L’piété de l’Facture
Moment axial de la réjouissances, l’interposition du gouverneur Jérôme Bonet a retracé davantage de quarantaine années d’conflit éprouvé. Le plénipotentiaire de l’Facture a mobilisé les nombreuses réalisations portées par l’vieillot alcade : la maison de la maréchaussée, de la médiathèque, du ardeur de loisirs ou davantage la variation du cœur de mentionné. Il a équitablement prononcé son rendement en assistance de l’fierté, de la civilisation, de la esprit et du héritage, qui lui avait déjà valu les Palmes académiques et les Arts et Lettres.

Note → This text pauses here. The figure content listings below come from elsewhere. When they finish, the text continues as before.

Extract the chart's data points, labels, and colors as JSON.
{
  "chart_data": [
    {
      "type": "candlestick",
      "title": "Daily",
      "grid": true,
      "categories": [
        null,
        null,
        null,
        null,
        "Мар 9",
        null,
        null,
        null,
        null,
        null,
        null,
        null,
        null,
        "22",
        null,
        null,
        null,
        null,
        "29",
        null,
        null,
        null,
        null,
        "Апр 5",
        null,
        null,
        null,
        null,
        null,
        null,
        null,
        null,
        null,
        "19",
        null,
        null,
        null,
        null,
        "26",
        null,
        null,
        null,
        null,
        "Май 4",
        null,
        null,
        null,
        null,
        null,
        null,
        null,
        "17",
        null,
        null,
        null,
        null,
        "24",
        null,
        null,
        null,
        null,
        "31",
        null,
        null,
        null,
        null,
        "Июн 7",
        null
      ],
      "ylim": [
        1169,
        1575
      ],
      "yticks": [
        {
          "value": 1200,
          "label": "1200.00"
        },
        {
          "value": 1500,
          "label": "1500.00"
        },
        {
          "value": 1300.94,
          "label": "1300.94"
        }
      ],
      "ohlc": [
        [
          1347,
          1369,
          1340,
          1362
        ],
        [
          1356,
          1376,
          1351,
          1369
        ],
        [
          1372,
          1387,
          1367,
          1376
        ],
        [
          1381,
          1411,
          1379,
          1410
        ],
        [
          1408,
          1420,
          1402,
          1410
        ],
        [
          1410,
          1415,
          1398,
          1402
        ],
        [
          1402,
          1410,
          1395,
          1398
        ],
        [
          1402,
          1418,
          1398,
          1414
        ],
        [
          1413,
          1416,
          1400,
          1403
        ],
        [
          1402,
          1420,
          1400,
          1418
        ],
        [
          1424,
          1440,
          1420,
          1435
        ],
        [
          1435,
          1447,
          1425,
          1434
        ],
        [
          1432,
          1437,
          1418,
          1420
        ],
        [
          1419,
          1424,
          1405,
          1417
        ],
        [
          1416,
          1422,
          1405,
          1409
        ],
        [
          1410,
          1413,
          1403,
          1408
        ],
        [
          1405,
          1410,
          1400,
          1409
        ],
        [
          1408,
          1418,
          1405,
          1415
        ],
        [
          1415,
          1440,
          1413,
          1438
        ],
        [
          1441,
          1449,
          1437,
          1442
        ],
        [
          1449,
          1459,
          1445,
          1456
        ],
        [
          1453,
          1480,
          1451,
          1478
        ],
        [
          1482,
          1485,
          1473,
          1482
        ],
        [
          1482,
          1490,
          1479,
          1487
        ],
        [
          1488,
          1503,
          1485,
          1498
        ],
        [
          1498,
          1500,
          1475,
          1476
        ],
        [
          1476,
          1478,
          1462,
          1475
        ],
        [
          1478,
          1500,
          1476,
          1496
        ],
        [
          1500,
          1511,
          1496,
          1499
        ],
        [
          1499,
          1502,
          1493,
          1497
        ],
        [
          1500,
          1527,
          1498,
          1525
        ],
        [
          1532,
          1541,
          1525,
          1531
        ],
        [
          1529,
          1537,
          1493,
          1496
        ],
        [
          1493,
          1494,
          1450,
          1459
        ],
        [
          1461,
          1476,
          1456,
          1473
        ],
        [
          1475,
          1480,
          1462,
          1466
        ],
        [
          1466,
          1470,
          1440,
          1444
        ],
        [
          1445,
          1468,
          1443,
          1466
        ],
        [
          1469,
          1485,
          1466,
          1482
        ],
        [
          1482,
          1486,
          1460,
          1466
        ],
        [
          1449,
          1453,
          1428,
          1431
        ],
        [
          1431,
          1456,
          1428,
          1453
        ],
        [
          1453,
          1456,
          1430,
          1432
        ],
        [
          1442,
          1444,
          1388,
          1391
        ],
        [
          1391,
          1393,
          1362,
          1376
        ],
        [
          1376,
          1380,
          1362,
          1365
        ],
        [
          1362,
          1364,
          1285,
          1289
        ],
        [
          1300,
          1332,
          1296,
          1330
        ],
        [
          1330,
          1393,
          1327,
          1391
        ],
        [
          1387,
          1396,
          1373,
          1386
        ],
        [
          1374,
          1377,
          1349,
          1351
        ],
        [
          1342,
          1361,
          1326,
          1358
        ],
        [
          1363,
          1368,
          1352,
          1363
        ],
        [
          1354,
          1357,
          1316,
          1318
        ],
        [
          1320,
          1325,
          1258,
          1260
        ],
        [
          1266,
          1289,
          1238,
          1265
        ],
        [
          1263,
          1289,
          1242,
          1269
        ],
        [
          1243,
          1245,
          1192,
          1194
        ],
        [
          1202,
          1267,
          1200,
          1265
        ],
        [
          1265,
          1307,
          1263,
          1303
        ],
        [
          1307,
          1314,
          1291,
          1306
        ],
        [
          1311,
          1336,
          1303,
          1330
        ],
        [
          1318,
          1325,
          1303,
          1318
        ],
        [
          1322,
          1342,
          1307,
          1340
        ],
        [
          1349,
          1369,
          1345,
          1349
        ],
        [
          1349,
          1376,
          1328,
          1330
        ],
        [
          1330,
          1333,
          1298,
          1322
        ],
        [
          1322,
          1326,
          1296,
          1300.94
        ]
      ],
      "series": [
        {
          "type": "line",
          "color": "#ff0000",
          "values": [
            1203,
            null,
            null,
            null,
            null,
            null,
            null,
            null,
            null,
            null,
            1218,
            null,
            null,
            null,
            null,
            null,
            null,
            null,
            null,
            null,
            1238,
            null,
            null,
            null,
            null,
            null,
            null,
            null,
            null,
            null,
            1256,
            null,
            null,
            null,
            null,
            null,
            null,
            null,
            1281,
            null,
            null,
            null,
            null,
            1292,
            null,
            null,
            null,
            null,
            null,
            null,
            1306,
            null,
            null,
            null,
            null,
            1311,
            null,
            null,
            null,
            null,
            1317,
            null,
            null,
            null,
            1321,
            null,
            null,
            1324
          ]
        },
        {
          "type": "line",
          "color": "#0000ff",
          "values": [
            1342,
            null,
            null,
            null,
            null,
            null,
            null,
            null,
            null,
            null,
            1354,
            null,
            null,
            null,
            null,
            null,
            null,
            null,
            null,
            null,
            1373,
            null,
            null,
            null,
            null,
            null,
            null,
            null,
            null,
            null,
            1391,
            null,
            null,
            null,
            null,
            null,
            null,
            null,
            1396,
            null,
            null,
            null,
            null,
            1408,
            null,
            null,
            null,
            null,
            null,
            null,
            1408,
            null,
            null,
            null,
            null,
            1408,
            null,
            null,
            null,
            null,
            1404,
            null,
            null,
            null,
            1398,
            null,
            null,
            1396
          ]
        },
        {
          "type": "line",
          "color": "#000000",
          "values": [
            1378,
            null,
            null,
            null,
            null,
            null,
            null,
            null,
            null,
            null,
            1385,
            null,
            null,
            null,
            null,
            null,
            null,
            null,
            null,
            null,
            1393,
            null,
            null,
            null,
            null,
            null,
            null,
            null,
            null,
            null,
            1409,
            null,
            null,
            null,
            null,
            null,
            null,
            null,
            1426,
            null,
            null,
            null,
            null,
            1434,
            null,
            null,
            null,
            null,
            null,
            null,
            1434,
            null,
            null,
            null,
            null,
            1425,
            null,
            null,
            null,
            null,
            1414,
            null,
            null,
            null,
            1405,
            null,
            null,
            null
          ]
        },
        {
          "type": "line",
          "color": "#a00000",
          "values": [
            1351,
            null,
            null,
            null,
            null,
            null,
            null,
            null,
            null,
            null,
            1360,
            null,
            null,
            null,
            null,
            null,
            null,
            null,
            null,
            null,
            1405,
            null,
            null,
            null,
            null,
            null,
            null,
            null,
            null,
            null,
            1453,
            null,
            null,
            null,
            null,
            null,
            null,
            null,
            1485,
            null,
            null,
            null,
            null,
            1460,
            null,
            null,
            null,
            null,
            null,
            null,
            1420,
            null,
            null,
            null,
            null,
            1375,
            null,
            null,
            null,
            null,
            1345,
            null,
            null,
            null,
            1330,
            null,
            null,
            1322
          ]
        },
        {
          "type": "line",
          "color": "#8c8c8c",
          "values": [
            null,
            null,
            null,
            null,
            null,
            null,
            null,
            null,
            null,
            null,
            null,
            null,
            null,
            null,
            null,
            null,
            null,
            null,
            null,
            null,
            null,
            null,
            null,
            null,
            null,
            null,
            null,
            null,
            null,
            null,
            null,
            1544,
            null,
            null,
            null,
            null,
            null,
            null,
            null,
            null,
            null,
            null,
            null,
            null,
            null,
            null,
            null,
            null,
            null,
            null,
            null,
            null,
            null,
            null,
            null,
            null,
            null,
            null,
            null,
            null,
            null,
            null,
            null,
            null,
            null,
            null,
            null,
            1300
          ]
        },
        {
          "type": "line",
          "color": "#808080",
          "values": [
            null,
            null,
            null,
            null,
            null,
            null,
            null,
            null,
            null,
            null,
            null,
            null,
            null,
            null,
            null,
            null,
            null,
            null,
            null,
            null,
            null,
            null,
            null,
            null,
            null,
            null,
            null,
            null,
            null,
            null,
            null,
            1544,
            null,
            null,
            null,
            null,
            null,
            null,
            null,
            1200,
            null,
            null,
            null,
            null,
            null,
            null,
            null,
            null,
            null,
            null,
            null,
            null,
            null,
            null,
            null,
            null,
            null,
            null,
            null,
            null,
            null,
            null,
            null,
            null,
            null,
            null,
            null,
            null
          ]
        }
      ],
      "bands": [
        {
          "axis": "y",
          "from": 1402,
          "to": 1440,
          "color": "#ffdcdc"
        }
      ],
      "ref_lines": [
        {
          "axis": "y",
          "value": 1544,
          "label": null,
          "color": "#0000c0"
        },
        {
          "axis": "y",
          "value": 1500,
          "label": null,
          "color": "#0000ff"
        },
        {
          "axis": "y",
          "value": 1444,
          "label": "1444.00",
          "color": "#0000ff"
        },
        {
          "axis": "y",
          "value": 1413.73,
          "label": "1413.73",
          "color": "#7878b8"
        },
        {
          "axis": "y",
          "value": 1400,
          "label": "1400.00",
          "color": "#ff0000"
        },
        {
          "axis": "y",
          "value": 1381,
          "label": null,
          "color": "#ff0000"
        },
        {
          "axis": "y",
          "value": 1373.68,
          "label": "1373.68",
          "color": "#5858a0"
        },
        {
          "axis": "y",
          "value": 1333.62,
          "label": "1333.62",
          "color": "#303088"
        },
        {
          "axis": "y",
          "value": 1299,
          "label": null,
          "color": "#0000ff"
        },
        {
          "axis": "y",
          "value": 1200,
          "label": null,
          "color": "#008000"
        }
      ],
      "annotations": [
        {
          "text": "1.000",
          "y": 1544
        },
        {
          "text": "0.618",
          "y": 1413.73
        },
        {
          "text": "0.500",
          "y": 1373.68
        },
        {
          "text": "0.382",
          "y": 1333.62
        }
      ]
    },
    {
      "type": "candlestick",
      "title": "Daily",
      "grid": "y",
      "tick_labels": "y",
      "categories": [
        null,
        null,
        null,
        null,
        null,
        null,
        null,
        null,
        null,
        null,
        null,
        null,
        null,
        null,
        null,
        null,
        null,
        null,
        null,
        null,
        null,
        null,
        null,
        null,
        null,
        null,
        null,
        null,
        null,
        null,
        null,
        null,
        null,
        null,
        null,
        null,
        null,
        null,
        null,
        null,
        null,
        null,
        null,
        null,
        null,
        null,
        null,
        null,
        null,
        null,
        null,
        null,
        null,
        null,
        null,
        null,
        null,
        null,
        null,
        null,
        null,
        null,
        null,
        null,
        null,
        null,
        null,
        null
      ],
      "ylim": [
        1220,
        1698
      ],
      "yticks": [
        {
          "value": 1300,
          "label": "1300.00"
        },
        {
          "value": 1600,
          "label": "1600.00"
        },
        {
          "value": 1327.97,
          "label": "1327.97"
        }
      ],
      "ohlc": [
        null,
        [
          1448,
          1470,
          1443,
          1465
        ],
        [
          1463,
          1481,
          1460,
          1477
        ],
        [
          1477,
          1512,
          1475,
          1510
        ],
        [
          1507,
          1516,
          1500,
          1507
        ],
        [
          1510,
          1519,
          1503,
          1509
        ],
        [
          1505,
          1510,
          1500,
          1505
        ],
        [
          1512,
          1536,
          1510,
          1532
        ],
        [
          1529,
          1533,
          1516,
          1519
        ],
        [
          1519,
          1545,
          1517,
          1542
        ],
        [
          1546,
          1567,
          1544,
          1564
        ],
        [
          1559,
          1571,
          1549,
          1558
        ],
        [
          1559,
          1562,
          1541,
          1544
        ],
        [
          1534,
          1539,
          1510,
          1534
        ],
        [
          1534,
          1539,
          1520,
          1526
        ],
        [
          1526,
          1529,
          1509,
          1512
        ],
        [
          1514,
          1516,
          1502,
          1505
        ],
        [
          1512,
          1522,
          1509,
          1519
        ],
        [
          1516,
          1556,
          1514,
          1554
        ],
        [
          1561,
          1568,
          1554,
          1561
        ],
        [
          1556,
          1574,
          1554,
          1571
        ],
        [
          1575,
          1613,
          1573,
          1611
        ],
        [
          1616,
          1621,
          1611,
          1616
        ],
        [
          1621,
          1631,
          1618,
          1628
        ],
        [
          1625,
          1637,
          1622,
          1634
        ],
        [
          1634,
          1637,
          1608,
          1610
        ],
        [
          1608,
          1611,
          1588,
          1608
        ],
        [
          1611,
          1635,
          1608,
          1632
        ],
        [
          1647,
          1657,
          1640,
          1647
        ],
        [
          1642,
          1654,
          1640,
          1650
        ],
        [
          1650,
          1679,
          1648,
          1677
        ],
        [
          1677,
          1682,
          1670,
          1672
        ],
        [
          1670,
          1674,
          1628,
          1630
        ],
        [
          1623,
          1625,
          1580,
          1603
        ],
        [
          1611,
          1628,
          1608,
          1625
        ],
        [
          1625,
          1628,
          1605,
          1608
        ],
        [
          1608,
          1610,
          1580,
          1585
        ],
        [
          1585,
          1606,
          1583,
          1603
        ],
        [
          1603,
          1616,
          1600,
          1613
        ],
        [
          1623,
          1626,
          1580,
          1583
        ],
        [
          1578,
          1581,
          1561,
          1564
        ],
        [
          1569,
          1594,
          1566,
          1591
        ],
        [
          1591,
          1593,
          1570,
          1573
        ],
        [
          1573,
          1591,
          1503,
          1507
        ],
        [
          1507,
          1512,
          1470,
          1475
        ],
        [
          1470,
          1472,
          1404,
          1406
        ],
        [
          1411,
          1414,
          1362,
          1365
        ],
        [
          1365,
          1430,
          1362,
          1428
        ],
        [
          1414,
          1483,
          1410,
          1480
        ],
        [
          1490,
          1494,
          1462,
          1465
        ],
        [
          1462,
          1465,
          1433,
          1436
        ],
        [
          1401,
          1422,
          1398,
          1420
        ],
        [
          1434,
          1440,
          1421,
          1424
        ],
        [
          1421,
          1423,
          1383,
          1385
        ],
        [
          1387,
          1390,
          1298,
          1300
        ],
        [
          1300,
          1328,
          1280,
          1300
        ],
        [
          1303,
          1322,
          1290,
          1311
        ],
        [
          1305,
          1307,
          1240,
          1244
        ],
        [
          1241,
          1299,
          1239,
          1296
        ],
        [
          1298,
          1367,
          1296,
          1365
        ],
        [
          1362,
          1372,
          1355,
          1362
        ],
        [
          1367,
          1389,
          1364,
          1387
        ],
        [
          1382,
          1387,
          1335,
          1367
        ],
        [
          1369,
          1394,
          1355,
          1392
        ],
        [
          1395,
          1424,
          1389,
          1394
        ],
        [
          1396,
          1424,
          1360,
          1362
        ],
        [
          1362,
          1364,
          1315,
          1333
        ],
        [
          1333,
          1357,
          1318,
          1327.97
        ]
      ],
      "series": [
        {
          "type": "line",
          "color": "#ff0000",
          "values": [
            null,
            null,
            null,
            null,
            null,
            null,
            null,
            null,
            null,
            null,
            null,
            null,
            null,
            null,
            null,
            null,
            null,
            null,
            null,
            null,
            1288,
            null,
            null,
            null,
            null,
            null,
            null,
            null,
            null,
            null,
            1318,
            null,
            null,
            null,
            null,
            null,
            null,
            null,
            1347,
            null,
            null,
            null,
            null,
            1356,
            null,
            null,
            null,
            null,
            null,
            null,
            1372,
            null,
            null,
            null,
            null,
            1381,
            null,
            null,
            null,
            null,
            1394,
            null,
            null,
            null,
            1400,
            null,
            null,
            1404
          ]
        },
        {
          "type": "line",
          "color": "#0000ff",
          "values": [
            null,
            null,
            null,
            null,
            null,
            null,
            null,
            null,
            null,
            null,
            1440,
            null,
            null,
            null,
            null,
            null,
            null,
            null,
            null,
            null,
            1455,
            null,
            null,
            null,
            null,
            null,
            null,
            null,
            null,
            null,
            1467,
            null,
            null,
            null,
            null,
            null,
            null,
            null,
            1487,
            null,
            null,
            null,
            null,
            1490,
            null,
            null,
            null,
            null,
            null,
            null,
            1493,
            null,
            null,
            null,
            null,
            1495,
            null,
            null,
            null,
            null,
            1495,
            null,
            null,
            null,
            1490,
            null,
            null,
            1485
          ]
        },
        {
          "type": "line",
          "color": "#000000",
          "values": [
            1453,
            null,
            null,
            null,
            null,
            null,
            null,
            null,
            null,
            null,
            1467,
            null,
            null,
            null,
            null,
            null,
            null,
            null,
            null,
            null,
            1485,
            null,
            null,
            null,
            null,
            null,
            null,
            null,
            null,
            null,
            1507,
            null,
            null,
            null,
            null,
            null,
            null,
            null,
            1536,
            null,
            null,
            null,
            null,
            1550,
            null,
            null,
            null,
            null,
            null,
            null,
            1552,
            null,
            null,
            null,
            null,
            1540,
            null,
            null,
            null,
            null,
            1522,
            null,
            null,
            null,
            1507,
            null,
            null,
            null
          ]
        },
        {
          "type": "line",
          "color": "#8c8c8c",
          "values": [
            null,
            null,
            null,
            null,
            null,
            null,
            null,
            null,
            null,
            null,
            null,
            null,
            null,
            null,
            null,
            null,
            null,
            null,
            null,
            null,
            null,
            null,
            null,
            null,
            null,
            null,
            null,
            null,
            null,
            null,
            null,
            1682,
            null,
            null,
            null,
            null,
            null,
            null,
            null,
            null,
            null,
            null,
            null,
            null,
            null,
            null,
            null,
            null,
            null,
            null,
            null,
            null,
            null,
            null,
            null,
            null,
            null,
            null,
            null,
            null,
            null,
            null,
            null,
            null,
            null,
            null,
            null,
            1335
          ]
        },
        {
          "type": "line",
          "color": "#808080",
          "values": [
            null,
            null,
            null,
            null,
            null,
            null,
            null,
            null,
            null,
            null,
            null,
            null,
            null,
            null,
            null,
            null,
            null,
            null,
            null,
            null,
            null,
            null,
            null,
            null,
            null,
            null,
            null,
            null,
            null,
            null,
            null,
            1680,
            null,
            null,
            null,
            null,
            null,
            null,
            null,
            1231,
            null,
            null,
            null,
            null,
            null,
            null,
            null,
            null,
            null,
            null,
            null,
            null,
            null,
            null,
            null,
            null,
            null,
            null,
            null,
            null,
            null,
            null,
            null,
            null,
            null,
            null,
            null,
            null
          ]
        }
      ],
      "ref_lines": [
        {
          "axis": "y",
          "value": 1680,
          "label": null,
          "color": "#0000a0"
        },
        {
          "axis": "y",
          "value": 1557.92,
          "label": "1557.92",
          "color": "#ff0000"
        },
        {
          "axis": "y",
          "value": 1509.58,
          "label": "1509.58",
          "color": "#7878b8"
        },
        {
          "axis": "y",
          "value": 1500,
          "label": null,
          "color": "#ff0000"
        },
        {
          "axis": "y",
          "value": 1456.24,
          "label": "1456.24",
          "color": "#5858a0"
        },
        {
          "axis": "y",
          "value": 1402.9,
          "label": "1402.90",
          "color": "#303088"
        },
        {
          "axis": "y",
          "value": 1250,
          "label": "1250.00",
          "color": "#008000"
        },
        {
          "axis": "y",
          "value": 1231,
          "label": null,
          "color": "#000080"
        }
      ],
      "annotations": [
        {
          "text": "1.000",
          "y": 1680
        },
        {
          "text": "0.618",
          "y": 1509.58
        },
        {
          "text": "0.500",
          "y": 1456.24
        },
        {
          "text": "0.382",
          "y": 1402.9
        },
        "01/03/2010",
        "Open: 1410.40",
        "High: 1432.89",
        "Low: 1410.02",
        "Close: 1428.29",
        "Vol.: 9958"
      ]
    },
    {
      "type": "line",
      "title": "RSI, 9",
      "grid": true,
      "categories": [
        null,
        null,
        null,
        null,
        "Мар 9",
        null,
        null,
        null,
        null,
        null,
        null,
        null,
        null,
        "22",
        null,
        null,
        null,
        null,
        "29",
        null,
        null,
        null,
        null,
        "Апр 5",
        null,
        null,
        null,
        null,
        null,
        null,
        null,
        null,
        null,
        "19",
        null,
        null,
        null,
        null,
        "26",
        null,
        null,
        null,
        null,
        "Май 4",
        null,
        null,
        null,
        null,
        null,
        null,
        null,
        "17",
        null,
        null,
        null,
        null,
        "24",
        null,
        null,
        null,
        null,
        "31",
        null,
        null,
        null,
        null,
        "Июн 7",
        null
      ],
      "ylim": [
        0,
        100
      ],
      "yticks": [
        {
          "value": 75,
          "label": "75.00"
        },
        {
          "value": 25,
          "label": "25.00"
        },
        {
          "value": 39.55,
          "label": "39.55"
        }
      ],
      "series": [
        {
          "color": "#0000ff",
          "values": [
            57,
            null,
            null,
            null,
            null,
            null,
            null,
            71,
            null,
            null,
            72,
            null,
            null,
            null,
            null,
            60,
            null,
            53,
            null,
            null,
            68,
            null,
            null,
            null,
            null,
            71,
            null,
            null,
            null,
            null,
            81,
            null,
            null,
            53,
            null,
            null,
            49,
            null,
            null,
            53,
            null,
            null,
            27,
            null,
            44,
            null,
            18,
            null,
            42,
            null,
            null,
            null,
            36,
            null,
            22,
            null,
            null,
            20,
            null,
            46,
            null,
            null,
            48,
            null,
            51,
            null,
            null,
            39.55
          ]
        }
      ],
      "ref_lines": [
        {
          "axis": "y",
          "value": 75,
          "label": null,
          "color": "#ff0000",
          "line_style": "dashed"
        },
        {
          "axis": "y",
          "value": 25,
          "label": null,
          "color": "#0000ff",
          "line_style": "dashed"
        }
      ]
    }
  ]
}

“J’ai toujours rencontré un homme au socle de valeurs solides, profondément attaché au respect de chacun, quelle que soit sa condition, ses opinions ou ses choix”, a spontané Jérôme Bonet, endroit de lui amnistier notoirement les insignes de prince de la Chapelet d’éducation.
Très ému, Patrick Malavieille a favori de écourter cet éducation puis son zone et iceux qui ont endurci son fait. “Si je suis là aujourd’hui, ce n’est pas le parcours d’un homme qui est reconnu, mais celui d’un territoire et de toutes les rencontres qui ont jalonné ma vie”, a-t-il affirmé. Dans un étendu speech scandé de références littéraires et philosophiques, l’vieillot coursier a rompu piété aux gueules noires qui ont forgé l’unité de La Grand-Combe, à ses parents disparus très tôt, à ses amis d’ascendance et à celles et iceux qui l’ont escorté intégral au étendu de son itinéraire.
Il a équitablement réaffirmé son fraternité à la sympathie, à la civilisation, à l’fierté et à l’entrée des populations victimes des guerres, rappelant l’entrée de familles venues du Kosovo, de Syrie ou d’Ukraine. “J’ai toujours considéré mes responsabilités d’élu comme un devoir, plus qu’un privilège”, a-t-il insisté, endroit de arrêter une imagination de la politicien “guidée par l’intérêt général” et “fermant la porte aux populistes de tout poil”.
Une volonté complète aux Cévennes
Au circonstance de compléter, Patrick Malavieille a retrouvé l’autodérision qui le caractérise. “Un Cévenol, fier de ses racines, qui certes a perdu ses cheveux — cela a été rappelé —, mais qui a gardé ses convictions. C’est vrai que si j’avais pu garder mes convictions et mes cheveux…” Puis il a sigisbée de persévérer son conflit. “Je continuerai, pied à pied, à défendre La Grand-Combe, les Cévennes et le Gard.”
Enfin, pour une carrée suspendue à ses mots, il a livré l’fable qui restera hormis indécision de cette rassemblement : “Mesdames et Messieurs, cette fleur rouge, désormais plantée au revers de ma veste, est le fruit du travail des jardiniers de ma vie. Merci à toutes celles et ceux qui ont cultivé mon jardin. Cet honneur, ce soir, c’est le vôtre autant que le mien.” Un moderne mot, lancé quand un prolongement pareillement qu’un conflit, a refermé la réjouissances : compréhension.